The final talk of the second conference-day came from Dr Sophie Killer (below), who discussed 'nutritional considerations when pushing the limits of athletic performance'. It is clear that high carbohydrate intake results in high muscle glycogen concentrations and consequently an increase in performance and endurance. Sophie highlighted this by presenting her study in which high-level cyclists were exposed to either a high or low carbohydrate diet during a period of intensified training; results showed that performance was maintained better in those that were exposed to a high-carbohydrate diet. Whilst sleep efficiency, mood state and stress hormone responses were largely affected in both groups, the high-carbohydrate group was slightly more protected to those responses. Although it appears that carbohydrate may be helpful in reducing these negative markers of overtraining, some athletes are still reluctant about consuming carbohydrates, which may be due to factors such as appetite suppression, gastro-intestinal distress issues, 'carb-phobia' or peer-pressure. Overtraining has very similar negative effects to relative energy deficiency in sport (RED-s) and should be monitored across a wide range of athletes. Although the negative impacts may be more common amongst endurance athletes, Paralympians and skill-based athletes, they could still occur elsewhere (e.g., team-sports). Monitoring should be done across multiple time-points across the season through a range of selected markers of endocrine, immune or appetite hormones. More accessible measures may include anthropometric measurements or questionnaires assessing sleep, mood and/or performance. 

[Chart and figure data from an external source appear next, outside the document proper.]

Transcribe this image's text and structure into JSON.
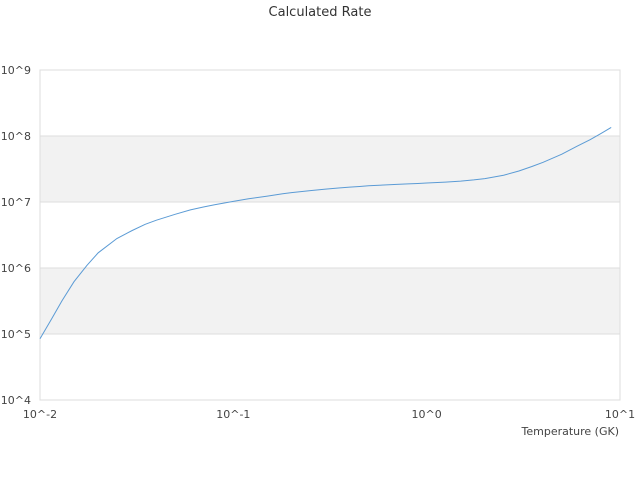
{
  "chart_data": {
    "type": "line",
    "title": "Calculated Rate",
    "xlabel": "Temperature (GK)",
    "ylabel": "",
    "x_scale": "log",
    "y_scale": "log",
    "xlim": [
      0.01,
      10
    ],
    "ylim": [
      10000,
      1000000000
    ],
    "x_ticks": [
      "10^-2",
      "10^-1",
      "10^0",
      "10^1"
    ],
    "y_ticks": [
      "10^4",
      "10^5",
      "10^6",
      "10^7",
      "10^8",
      "10^9"
    ],
    "grid": "alternating horizontal bands",
    "legend": "none",
    "series": [
      {
        "color": "#5b9bd5",
        "x": [
          0.01,
          0.0115,
          0.013,
          0.015,
          0.0175,
          0.02,
          0.025,
          0.03,
          0.035,
          0.04,
          0.05,
          0.06,
          0.07,
          0.08,
          0.1,
          0.12,
          0.15,
          0.18,
          0.2,
          0.25,
          0.3,
          0.35,
          0.4,
          0.45,
          0.5,
          0.6,
          0.7,
          0.8,
          0.9,
          1.0,
          1.25,
          1.5,
          1.75,
          2.0,
          2.5,
          3.0,
          3.5,
          4.0,
          5.0,
          6.0,
          7.0,
          8.0,
          9.0
        ],
        "y": [
          85000,
          170000,
          320000,
          620000,
          1100000,
          1700000,
          2800000,
          3700000,
          4600000,
          5300000,
          6500000,
          7600000,
          8400000,
          9100000,
          10200000,
          11200000,
          12300000,
          13300000,
          13900000,
          14900000,
          15700000,
          16300000,
          16800000,
          17200000,
          17600000,
          18100000,
          18500000,
          18800000,
          19100000,
          19400000,
          20000000,
          20700000,
          21600000,
          22600000,
          25500000,
          29500000,
          34500000,
          40000000,
          53000000,
          70000000,
          88000000,
          110000000,
          135000000
        ]
      }
    ]
  }
}
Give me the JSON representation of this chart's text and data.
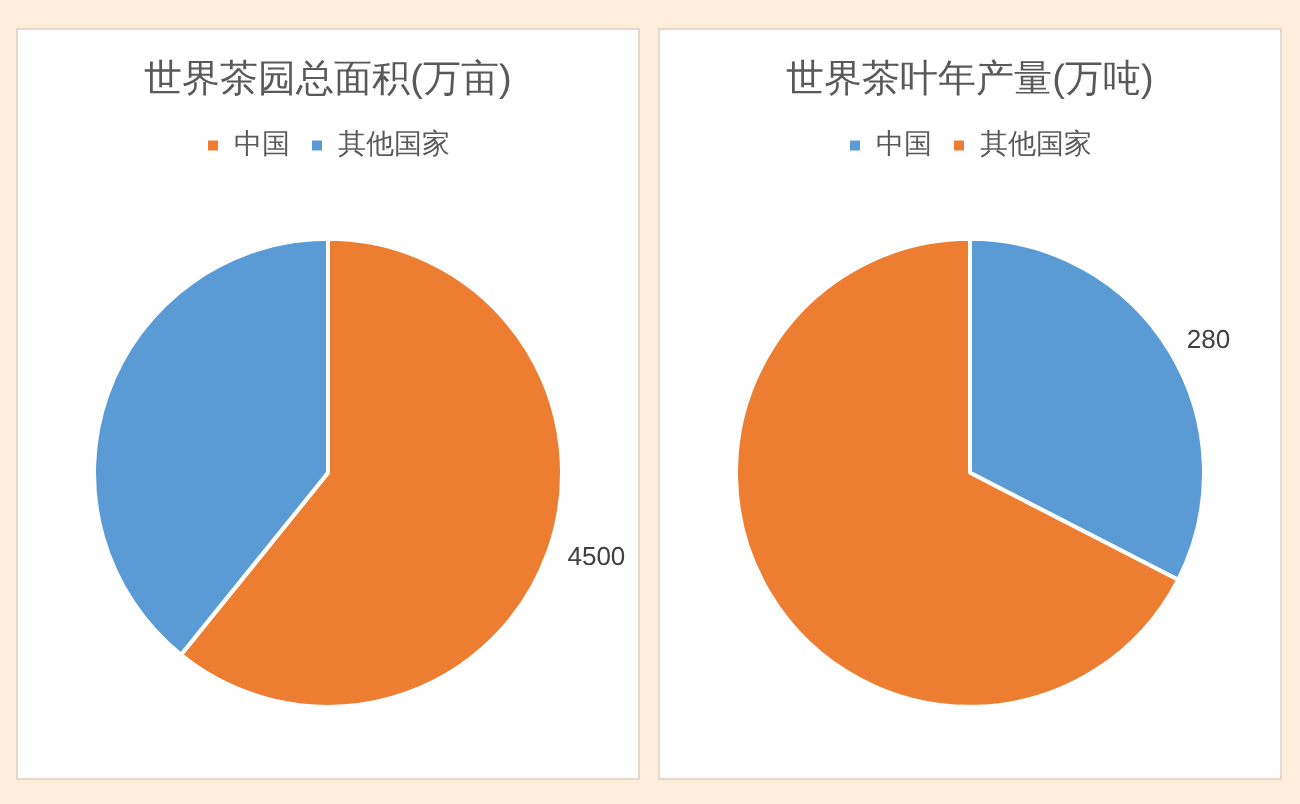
{
  "chart_data": [
    {
      "type": "pie",
      "title": "世界茶园总面积(万亩)",
      "categories": [
        "中国",
        "其他国家"
      ],
      "values": [
        4500,
        2900
      ],
      "colors": [
        "#ed7d31",
        "#5b9bd5"
      ],
      "value_labels": [
        "4500",
        null
      ],
      "legend": "top"
    },
    {
      "type": "pie",
      "title": "世界茶叶年产量(万吨)",
      "categories": [
        "中国",
        "其他国家"
      ],
      "values": [
        280,
        580
      ],
      "colors": [
        "#5b9bd5",
        "#ed7d31"
      ],
      "value_labels": [
        "280",
        null
      ],
      "legend": "top"
    }
  ]
}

Athlete Q&A Session 2: Tom Bosworth

The second athlete Q&A session of the conference was with British race walker Tom Bosworth (pictured right), who is holder of three World Records. Dr Stu Cormack (pictured left) led on the talk that included discussions around the technical elements of race walking, physical preparation, nutritional strategies and future challenges.

​Closing remarks

The conference once again saw an incredible calibre of speakers, discussing a variety of key themes around high performance sport. The conference was interactive and inspiring and included relevant practical application. Whilst each talk included strong scientific evidence and rationales, many speakers also referred to the importance of social engagement and effective communication, not just with the athlete but with the multidisciplinary team that you are working with as a practitioner. 

Many thanks must go to Professor Mark Russell from Leeds Trinity University as well as Dr Rich Johnston and Dr Stu Cormack from the Australian Catholic University for organising the event that was once again a huge success. Special mention also to the sponsors of the event iMeasureU, Vald Performance and Catapult who supported the Sports Science Summit 2019. We are already looking forward to the next event!